When figures on the right perpetuated birtherism lies about then-Sen. Barack Obama during the 2008 presidential election, many in the media were slow to call the false information what it was: a racist attack against someone challenging some people’s concept of what it means to be an American.
But when President Trump – a leader in promoting the birtherism myth against Obama – appeared to fuel similar accusations against Sen. Kamala D. Harris, D.-Calif., after she was named the presumptive Democratic vice-presidential nominee, the media largely called the president’s words out for what they are.
Trump told reporters Thursday that he heard Harris was not eligible for the presidency.
“I heard it today that she doesn’t meet the requirements,” he said of Harris.
“I have no idea if that’s right,” Trump added. “I would have thought, I would have assumed, that the Democrats would have checked that out before she gets chosen to run for vice president.”
The president appeared to be referring to a Newsweek op-ed published by John Eastman, a Chapman University law professor who ran for the California attorney general seat that Harris won.
Eastman wrote:
“Before we so cavalierly accept Senator Harris’ eligibility for the office of vice president, we should ask her a few questions about the status of her parents at the time of her birth.”
Harris was born in Oakland, Calif., to parents from India and Jamaica who came to the United States to study at the University of California at Berkeley. Part of Eastman’s column argues that the citizenship status of Harris’s parents determines whether she is a “natural born citizen” of America. But most constitutional law professors conclude Harris is a natural-born citizen given that she was born in California.
It’s worth noting that Eastman, a Republican, previously wrote that Sen. Ted Cruz, R-Texas, was eligible to be president despite the lawmaker’s birth in Canada. Critics of Eastman have concluded that the professor’s take on the respective candidates’ eligibility is shaped by not only his political bias but also racism.
Columnists from many news organizations were bold in their pushback of Trump and the climate he created. Karen Tumulty wrote in The Washington Post:
“For those of us in the media, a dilemma arises in dealing with deplorable and racist tactics such as these. Do we ignore them or call them out for what they are? Trump’s demands for Obama’s birth certificate were nonsense, but polls showed that about a quarter of Americans – and nearly half of Republicans – believed the lie that Obama was not born in the United States.”
It appears that the media took the latter approach.
In its lead story, The Post reported:
“President Trump, in an echo of his false birtherism claims against President Barack Obama, said questions raised by one of his campaign advisers about the eligibility of Sen. Kamala D. Harris (D-Calif.) to run for vice president were ‘very serious.’
“Harris was born in Oakland, Calif., and is, by the laws of the Constitution, a U.S. citizen.”
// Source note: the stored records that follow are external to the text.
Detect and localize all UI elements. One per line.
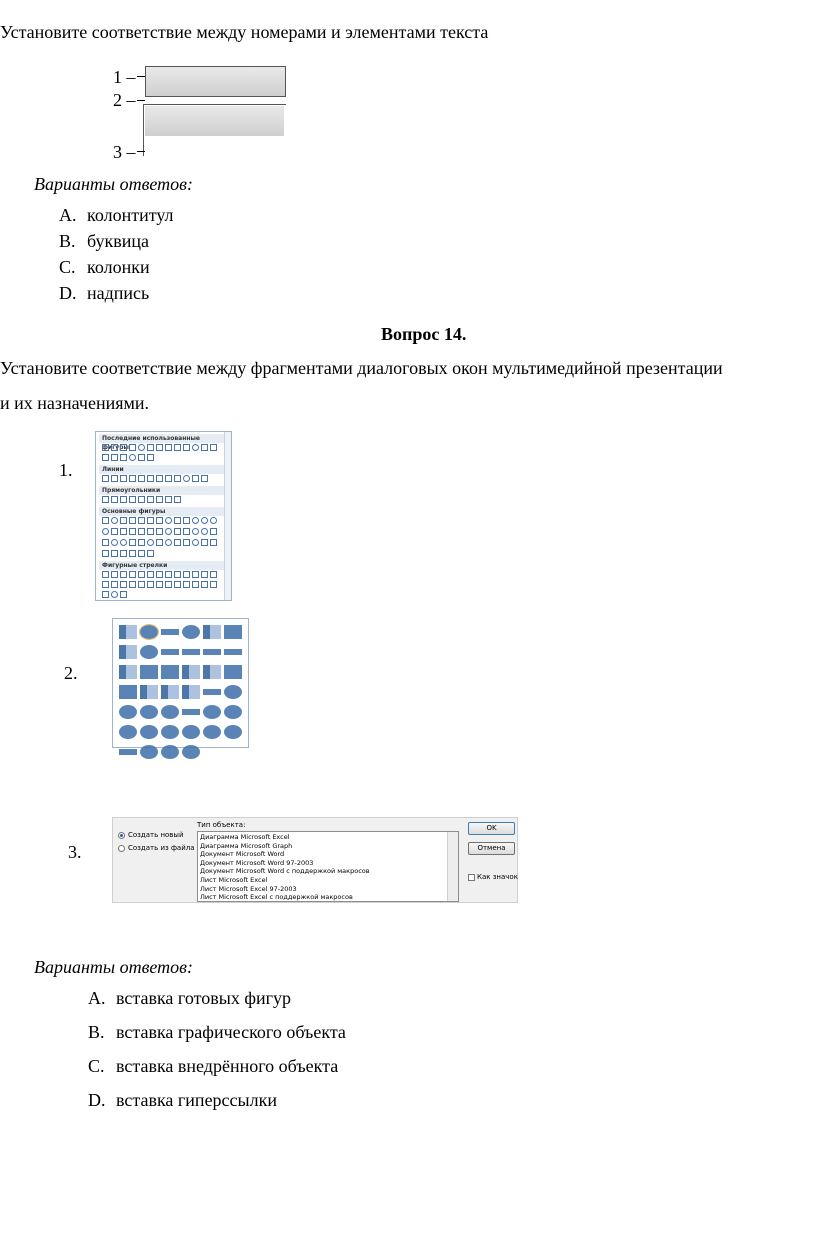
smartart-thumb[interactable] [203,665,221,679]
q13-option-c [59,256,150,278]
smartart-thumb[interactable] [161,745,179,759]
list-scrollbar[interactable] [447,832,458,901]
list-item[interactable]: Лист Microsoft Excel с поддержкой макросов [200,893,353,902]
option-text: вставка готовых фигур [116,988,292,1008]
q13-option-a [59,204,174,226]
radio-from-file[interactable] [118,845,125,852]
shapes-row [102,539,217,548]
option-text: надпись [87,283,150,303]
q14-item-3: 3. [68,842,82,862]
tick-3 [137,151,145,152]
option-letter: A. [59,205,77,225]
shapes-row [102,550,154,559]
smartart-thumb[interactable] [224,625,242,639]
q14-item-2: 2. [64,663,78,683]
radio-create-new-label: Создать новый [128,831,184,839]
list-item[interactable]: Документ Microsoft Word с поддержкой макросов [200,867,370,876]
q14-instruction-line1: Установите соответствие между фрагментами диалоговых окон мультимедийной презентации [0,358,723,378]
smartart-thumb[interactable] [224,705,242,719]
shapes-row [102,517,217,526]
smartart-thumb[interactable] [182,745,200,759]
smartart-thumb[interactable] [203,725,221,739]
as-icon-checkbox[interactable] [468,874,475,881]
smartart-thumb[interactable] [182,649,200,655]
label-1: 1 – [113,67,136,87]
smartart-thumb[interactable] [182,665,200,679]
option-letter: A. [88,988,106,1008]
cancel-button[interactable]: Отмена [468,842,515,855]
q14-instruction-line2: и их назначениями. [0,393,150,413]
section-recent-shapes: Последние использованные фигуры [99,434,228,443]
smartart-thumb[interactable] [119,705,137,719]
smartart-thumb[interactable] [119,625,137,639]
label-3: 3 – [113,142,136,162]
q14-answers-title: Варианты ответов: [34,957,193,977]
smartart-thumb[interactable] [203,625,221,639]
q14-option-b [88,1021,346,1043]
list-item[interactable]: Лист Microsoft Excel 97-2003 [200,884,297,893]
object-type-label: Тип объекта: [197,821,246,829]
smartart-thumb[interactable] [182,725,200,739]
shapes-row [102,454,154,463]
q14-item-1: 1. [59,460,73,480]
smartart-thumb[interactable] [224,725,242,739]
list-item[interactable]: Диаграмма Microsoft Graph [200,841,293,850]
shapes-row [102,591,127,600]
smartart-thumb[interactable] [119,665,137,679]
smartart-thumb[interactable] [119,645,137,659]
q14-option-a [88,987,291,1009]
smartart-thumb[interactable] [161,649,179,655]
tick-1 [137,76,145,77]
element-2-block [145,106,284,136]
smartart-thumb[interactable] [203,649,221,655]
shapes-row [102,571,217,580]
smartart-thumb[interactable] [224,665,242,679]
option-text: вставка внедрённого объекта [116,1056,339,1076]
smartart-thumb[interactable] [161,629,179,635]
smartart-thumb[interactable] [140,745,158,759]
tick-2 [137,100,145,101]
q14-option-c [88,1055,338,1077]
element-1-header-block [145,66,286,97]
label-2: 2 – [113,90,136,110]
option-text: колонки [87,257,150,277]
smartart-thumb[interactable] [203,705,221,719]
section-basic-shapes: Основные фигуры [99,507,228,516]
smartart-thumb[interactable] [161,705,179,719]
shapes-row [102,581,217,590]
option-text: вставка гиперссылки [116,1090,277,1110]
section-block-arrows: Фигурные стрелки [99,561,228,570]
option-letter: C. [88,1056,105,1076]
shapes-row [102,475,208,484]
option-letter: D. [88,1090,106,1110]
scrollbar[interactable] [224,432,231,600]
smartart-thumb[interactable] [140,705,158,719]
smartart-thumb[interactable] [203,689,221,695]
as-icon-label: Как значок [477,873,518,881]
q13-option-b [59,230,149,252]
smartart-thumb[interactable] [224,685,242,699]
smartart-thumb[interactable] [140,645,158,659]
smartart-thumb[interactable] [182,685,200,699]
smartart-thumb[interactable] [140,725,158,739]
smartart-thumb-selected[interactable] [140,625,158,639]
q13-option-d [59,282,149,304]
smartart-gallery-panel [112,618,249,748]
smartart-thumb[interactable] [119,749,137,755]
q13-instruction: Установите соответствие между номерами и элементами текста [0,22,489,42]
option-text: колонтитул [87,205,174,225]
shapes-row [102,444,217,453]
smartart-thumb[interactable] [140,665,158,679]
option-text: вставка графического объекта [116,1022,346,1042]
section-lines: Линии [99,465,228,474]
option-letter: C. [59,257,76,277]
option-text: буквица [87,231,149,251]
list-item[interactable]: Диаграмма Microsoft Excel [200,833,290,841]
insert-object-dialog [112,817,518,903]
shapes-row [102,496,181,505]
section-rectangles: Прямоугольники [99,486,228,495]
option-letter: B. [59,231,76,251]
radio-create-new[interactable] [118,832,125,839]
shapes-gallery-panel [95,431,232,601]
smartart-thumb[interactable] [140,685,158,699]
list-item[interactable]: Документ Microsoft Word [200,850,285,859]
shapes-row [102,528,217,537]
q14-heading: Вопрос 14. [381,324,467,344]
smartart-thumb[interactable] [161,685,179,699]
option-letter: B. [88,1022,105,1042]
smartart-thumb[interactable] [161,665,179,679]
list-item[interactable]: Лист Microsoft Excel [200,876,268,884]
smartart-thumb[interactable] [119,685,137,699]
ok-button[interactable]: OK [468,822,515,835]
smartart-grid [118,623,243,762]
list-item[interactable]: Документ Microsoft Word 97-2003 [200,858,314,867]
smartart-thumb[interactable] [119,725,137,739]
object-type-list[interactable] [197,831,459,902]
smartart-thumb[interactable] [182,709,200,715]
smartart-thumb[interactable] [224,649,242,655]
smartart-thumb[interactable] [182,625,200,639]
q13-answers-title: Варианты ответов: [34,174,193,194]
option-letter: D. [59,283,77,303]
radio-from-file-label: Создать из файла [128,844,195,852]
q14-option-d [88,1089,277,1111]
smartart-thumb[interactable] [161,725,179,739]
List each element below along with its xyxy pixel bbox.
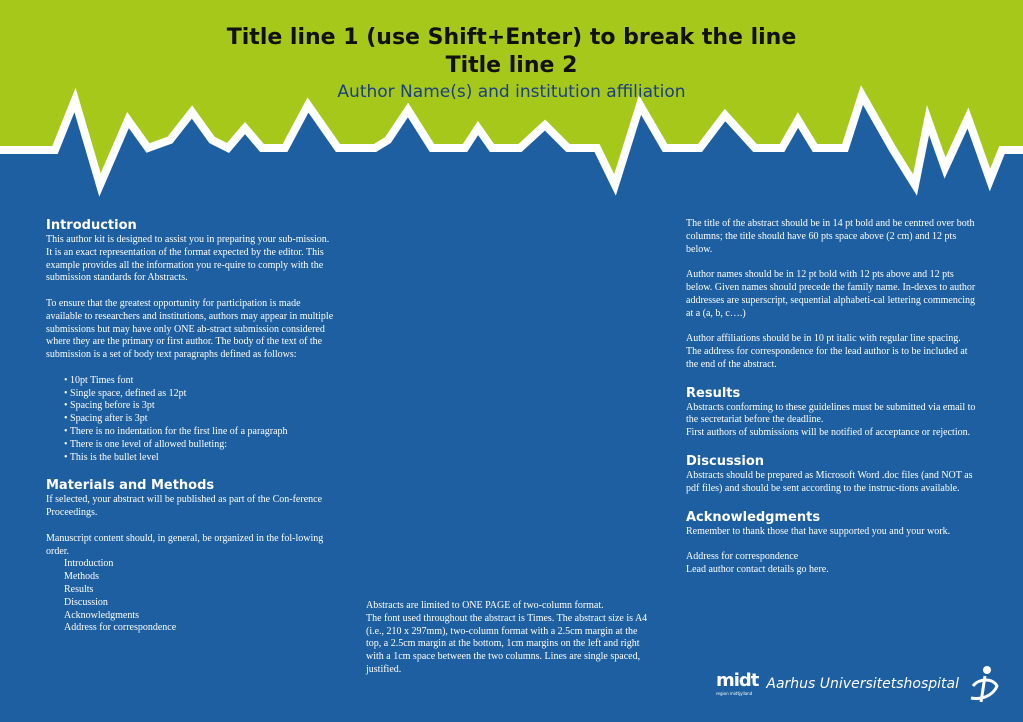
acknowledgments-paragraph: Remember to thank those that have supported you and your work. bbox=[686, 525, 951, 537]
midt-logo-text: midt bbox=[715, 669, 759, 691]
middle-paragraph-2: The font used throughout the abstract is Times. The abstract size is A4 (i.e., 210 x 297mm), two-column format with a 2.5cm margin at the top, a 2.5cm margin at the bottom, 1cm margins on the left and right with a 1cm space between the two columns. Lines are single spaced, justified. bbox=[366, 612, 648, 675]
intro-paragraph-1: This author kit is designed to assist you in preparing your sub-mission. It is an exact representation of the format expected by the editor. This example provides all the information you re-quire to comply with the submission standards for Abstracts. bbox=[46, 234, 330, 284]
results-paragraph-1: Abstracts conforming to these guidelines must be submitted via email to the secretariat before the deadline. bbox=[686, 401, 976, 426]
introduction-heading: Introduction bbox=[46, 218, 137, 233]
bullet-list bbox=[46, 375, 336, 465]
results-heading: Results bbox=[686, 385, 741, 401]
right-paragraph-3: Author affiliations should be in 10 pt italic with regular line spacing. The address for correspondence for the lead author is to be included at the end of the abstract. bbox=[686, 333, 968, 370]
hospital-logo-text: Aarhus Universitetshospital bbox=[766, 676, 959, 692]
order-item: Methods bbox=[64, 571, 99, 583]
methods-paragraph-2: Manuscript content should, in general, be organized in the fol-lowing order. bbox=[46, 532, 324, 557]
right-paragraph-2: Author names should be in 12 pt bold with 12 pts above and 12 pts below. Given names should precede the family name. In-dexes to author addresses are superscript, sequential alphabeti-cal lettering commencing at a (a, b, c….) bbox=[686, 269, 976, 319]
poster-title-line-1: Title line 1 (use Shift+Enter) to break the line bbox=[226, 25, 797, 50]
hospital-emblem-icon bbox=[967, 664, 1001, 704]
section-order-list bbox=[46, 558, 336, 635]
order-item: Introduction bbox=[64, 558, 114, 570]
order-item: Acknowledgments bbox=[64, 609, 139, 621]
midt-logo bbox=[715, 669, 759, 696]
author-affiliation: Author Name(s) and institution affiliation bbox=[337, 82, 686, 102]
right-paragraph-1: The title of the abstract should be in 14 pt bold and be centred over both columns; the title should have 60 pts space above (2 cm) and 12 pts below. bbox=[686, 218, 975, 255]
poster-title-line-2: Title line 2 bbox=[445, 53, 578, 78]
left-column bbox=[46, 218, 336, 635]
intro-paragraph-2: To ensure that the greatest opportunity for participation is made available to researchers and institutions, authors may appear in multiple submissions but may have only ONE ab-stract submission considered where they are the primary or first author. The body of the text of the submission is a set of body text paragraphs defined as follows: bbox=[46, 297, 334, 361]
bullet-item: • Single space, defined as 12pt bbox=[64, 387, 187, 399]
midt-logo-subtext: region midtjylland bbox=[715, 690, 753, 696]
address-label: Address for correspondence bbox=[686, 551, 799, 563]
materials-methods-heading: Materials and Methods bbox=[46, 478, 215, 494]
bullet-item: • There is no indentation for the first line of a paragraph bbox=[64, 425, 288, 437]
logo-area bbox=[716, 664, 1001, 704]
order-item: Results bbox=[64, 583, 94, 595]
address-detail: Lead author contact details go here. bbox=[686, 563, 829, 575]
bullet-item: • There is one level of allowed bulleting: bbox=[64, 438, 227, 450]
bullet-item: • This is the bullet level bbox=[64, 451, 159, 463]
order-item: Address for correspondence bbox=[64, 622, 177, 634]
bullet-item: • 10pt Times font bbox=[64, 374, 134, 386]
methods-paragraph-1: If selected, your abstract will be published as part of the Con-ference Proceedings. bbox=[46, 494, 323, 519]
acknowledgments-heading: Acknowledgments bbox=[686, 509, 821, 525]
bullet-item: • Spacing before is 3pt bbox=[64, 400, 155, 412]
discussion-paragraph-1: Abstracts should be prepared as Microsoft Word .doc files (and NOT as pdf files) and should be sent according to the instruc-tions available. bbox=[686, 469, 973, 494]
right-column bbox=[686, 218, 978, 577]
middle-column bbox=[366, 600, 651, 677]
discussion-heading: Discussion bbox=[686, 453, 765, 469]
bullet-item: • Spacing after is 3pt bbox=[64, 413, 148, 425]
results-paragraph-2: First authors of submissions will be notified of acceptance or rejection. bbox=[686, 427, 971, 439]
order-item: Discussion bbox=[64, 596, 108, 608]
middle-paragraph-1: Abstracts are limited to ONE PAGE of two-column format. bbox=[366, 600, 604, 611]
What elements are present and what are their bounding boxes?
While some outlets referred to birtherism as a theory instead of a lie because it is a conspiracy theory, the direct approach appeared to be consistent with a political climate in which a national reckoning has led to an examining of how the media has covered issues of race in America. In addition to changing policies on whether the identities “Black” and “White” are capitalized, some news organizations are examining whether they allowed blatantly racist ideas to go unchecked and entertained them as legitimate ideas.
In short, the answer is yes. And one could argue that Trump’s ascendancy to the White House is proof of that, given how frequently he promoted birtherism ideas on Fox News before seeking the White House.
The outcome of the 2020 election is still months away. But what appears clear is that any suggestion that a person born in the United States to two parents of color is ineligible to lead this country will not be handled with kid gloves. It will instead be treated as the discriminatory worldview seeking to keep power in only a few people’s hands that it is.